When used with the "pseries" machine type, QEMU-system-ppc64 implements
a set of hypervisor calls using a subset of the server "PAPR" specification
(IBM internal at this point), which is also what IBM's proprietary hypervisor
adheres too.

The subset is selected based on the requirements of Linux as a guest.

In addition to those calls, we have added our own private hypervisor
calls which are mostly used as a private interface between the firmware
running in the guest and QEMU.

All those hypercalls start at hcall number 0xf000 which correspond
to a implementation specific range in PAPR.

- H_RTAS (0xf000)

RTAS is a set of runtime services generally provided by the firmware
inside the guest to the operating system.
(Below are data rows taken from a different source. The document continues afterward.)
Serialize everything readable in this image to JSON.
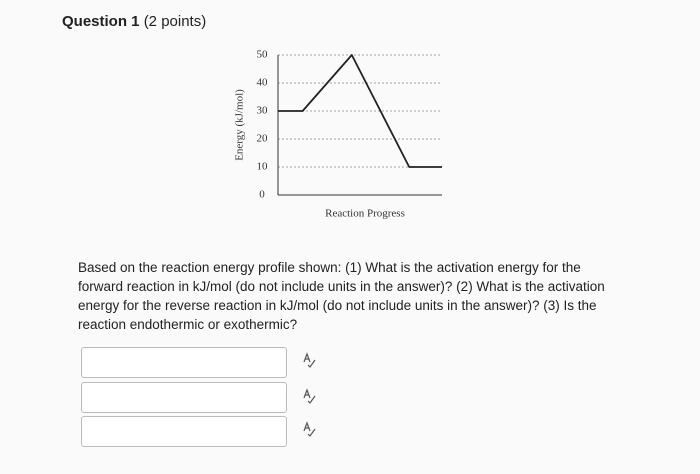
{
  "question": {
    "title": "Question 1",
    "points": "(2 points)"
  },
  "chart_data": {
    "type": "line",
    "ylabel": "Energy (kJ/mol)",
    "xlabel": "Reaction Progress",
    "x": [
      0,
      15,
      45,
      80,
      100
    ],
    "xlim": [
      0,
      100
    ],
    "series": [
      {
        "color": "#222222",
        "values": [
          30,
          30,
          50,
          10,
          10
        ]
      }
    ],
    "ylim": [
      0,
      50
    ],
    "yticks": [
      0,
      10,
      20,
      30,
      40,
      50
    ],
    "grid": true
  },
  "prompt": "Based on the reaction energy profile shown: (1) What is the activation energy for the forward reaction in kJ/mol (do not include units in the answer)? (2) What is the activation energy for the reverse reaction in kJ/mol (do not include units in the answer)? (3) Is the reaction endothermic or exothermic?"
}
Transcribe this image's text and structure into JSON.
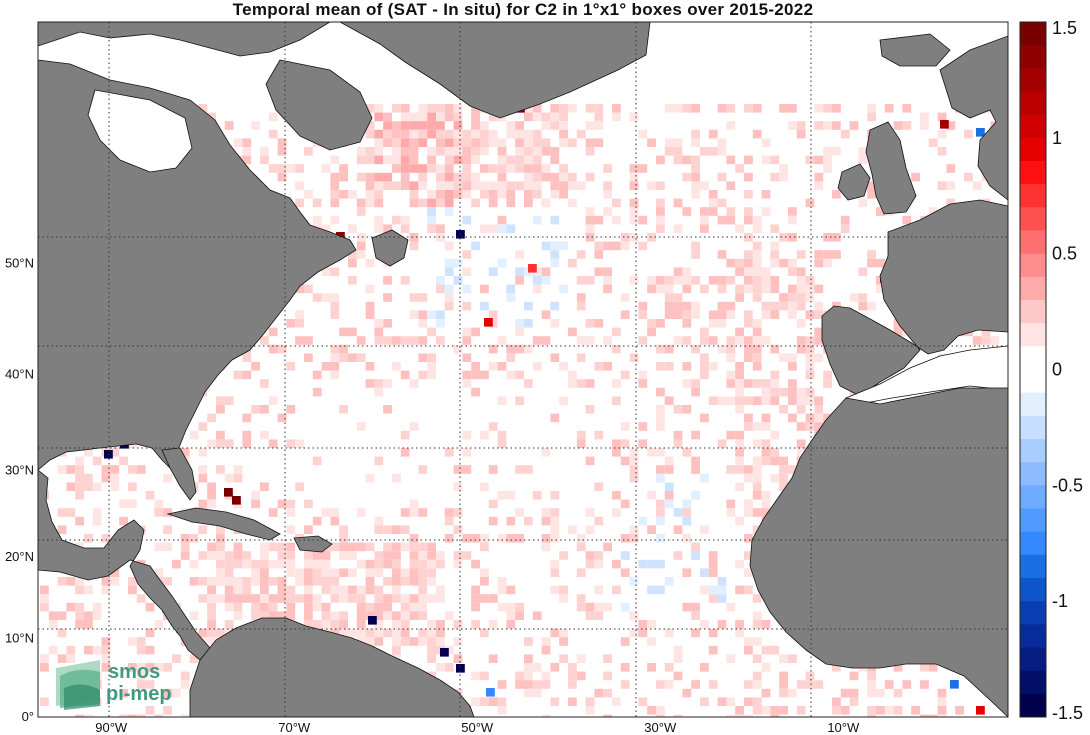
{
  "title": "Temporal mean of (SAT - In situ) for C2 in 1°x1° boxes over 2015-2022",
  "map": {
    "lon_range": [
      -98,
      8
    ],
    "lat_range": [
      0,
      66
    ],
    "lon_ticks": [
      {
        "value": -90,
        "label": "90°W"
      },
      {
        "value": -70,
        "label": "70°W"
      },
      {
        "value": -50,
        "label": "50°W"
      },
      {
        "value": -30,
        "label": "30°W"
      },
      {
        "value": -10,
        "label": "10°W"
      }
    ],
    "lat_ticks": [
      {
        "value": 0,
        "label": "0°"
      },
      {
        "value": 10,
        "label": "10°N"
      },
      {
        "value": 20,
        "label": "20°N"
      },
      {
        "value": 30,
        "label": "30°N"
      },
      {
        "value": 40,
        "label": "40°N"
      },
      {
        "value": 50,
        "label": "50°N"
      }
    ],
    "land_color": "#7f7f7f",
    "grid": "dotted"
  },
  "colorbar": {
    "range": [
      -1.5,
      1.5
    ],
    "ticks": [
      {
        "value": 1.5,
        "label": "1.5"
      },
      {
        "value": 1,
        "label": "1"
      },
      {
        "value": 0.5,
        "label": "0.5"
      },
      {
        "value": 0,
        "label": "0"
      },
      {
        "value": -0.5,
        "label": "-0.5"
      },
      {
        "value": -1,
        "label": "-1"
      },
      {
        "value": -1.5,
        "label": "-1.5"
      }
    ],
    "colors_top_to_bottom": [
      "#7a0000",
      "#8f0000",
      "#a50000",
      "#bb0000",
      "#d00000",
      "#e60000",
      "#ff1010",
      "#ff3232",
      "#ff5050",
      "#ff6f6f",
      "#ff8d8d",
      "#ffabab",
      "#ffc8c8",
      "#ffe4e4",
      "#ffffff",
      "#ffffff",
      "#e2efff",
      "#c6deff",
      "#a9cdff",
      "#8cbcff",
      "#6fabff",
      "#519aff",
      "#3489ff",
      "#1a6fe6",
      "#0f56cc",
      "#0a3fb3",
      "#072c99",
      "#051c80",
      "#020f66",
      "#00004c"
    ]
  },
  "logo": {
    "line1": "smos",
    "line2": "pi-mep"
  }
}
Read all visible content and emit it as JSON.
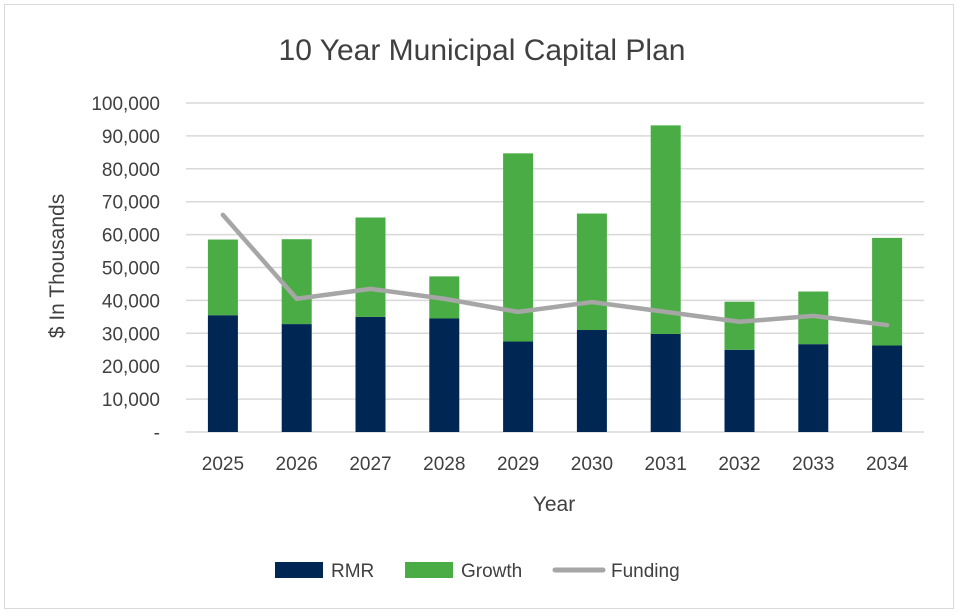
{
  "chart_data": {
    "type": "bar",
    "stacked": true,
    "title": "10 Year Municipal Capital Plan",
    "xlabel": "Year",
    "ylabel": "$ In Thousands",
    "ylim": [
      0,
      100000
    ],
    "ytick_labels": [
      "-",
      "10,000",
      "20,000",
      "30,000",
      "40,000",
      "50,000",
      "60,000",
      "70,000",
      "80,000",
      "90,000",
      "100,000"
    ],
    "categories": [
      "2025",
      "2026",
      "2027",
      "2028",
      "2029",
      "2030",
      "2031",
      "2032",
      "2033",
      "2034"
    ],
    "series": [
      {
        "name": "RMR",
        "kind": "bar",
        "color": "#002654",
        "values": [
          35500,
          32800,
          35000,
          34500,
          27500,
          31000,
          29800,
          25000,
          26700,
          26300
        ]
      },
      {
        "name": "Growth",
        "kind": "bar",
        "color": "#4aac44",
        "values": [
          23000,
          25800,
          30200,
          12800,
          57200,
          35400,
          63400,
          14600,
          16000,
          32700
        ]
      },
      {
        "name": "Funding",
        "kind": "line",
        "color": "#a6a6a6",
        "values": [
          66000,
          40500,
          43500,
          40500,
          36500,
          39500,
          36500,
          33500,
          35300,
          32500
        ]
      }
    ],
    "grid": true,
    "legend": "bottom"
  }
}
It predates the existence
of hypervisors (it was originally an extension to Open Firmware) and
is still used by PAPR to provide various services that aren't performance
sensitive.

We currently implement the RTAS services in QEMU itself. The actual RTAS
"firmware" blob in the guest is a small stub of a few instructions which
calls our private H_RTAS hypervisor call to pass the RTAS calls to QEMU.

Arguments:

  r3 : H_RTAS (0xf000)
  r4 : Guest physical address of RTAS parameter block

Returns:

  H_SUCCESS   : Successfully called the RTAS function (RTAS result
                will have been stored in the parameter block)
  H_PARAMETER : Unknown token

- H_LOGICAL_MEMOP (0xf001)

When the guest runs in "real mode" (in powerpc lingua this means
with MMU disabled, ie guest effective == guest physical), it only
has access to a subset of memory and no IOs.

PAPR provides a set of hypervisor calls to perform cachable or
non-cachable accesses to any guest physical addresses that the
guest can use in order to access IO devices while in real mode.

This is typically used by the firmware running in the guest.

However, doing a hypercall for each access is extremely inefficient
(even more so when running KVM) when accessing the frame buffer. In
that case, things like scrolling become unusably slow.

This hypercall allows the guest to request a "memory op" to be applied
to memory. The supported memory ops at this point are to copy a range
of memory (supports overlap of source and destination) and XOR which
is used by our SLOF firmware to invert the screen.

Arguments:

  r3: H_LOGICAL_MEMOP (0xf001)
  r4: Guest physical address of destination
  r5: Guest physical address of source
  r6: Individual element size
        0 = 1 byte
        1 = 2 bytes
        2 = 4 bytes
        3 = 8 bytes
  r7: Number of elements
  r8: Operation
        0 = copy
        1 = xor

Returns:

  H_SUCCESS   : Success
  H_PARAMETER : Invalid argument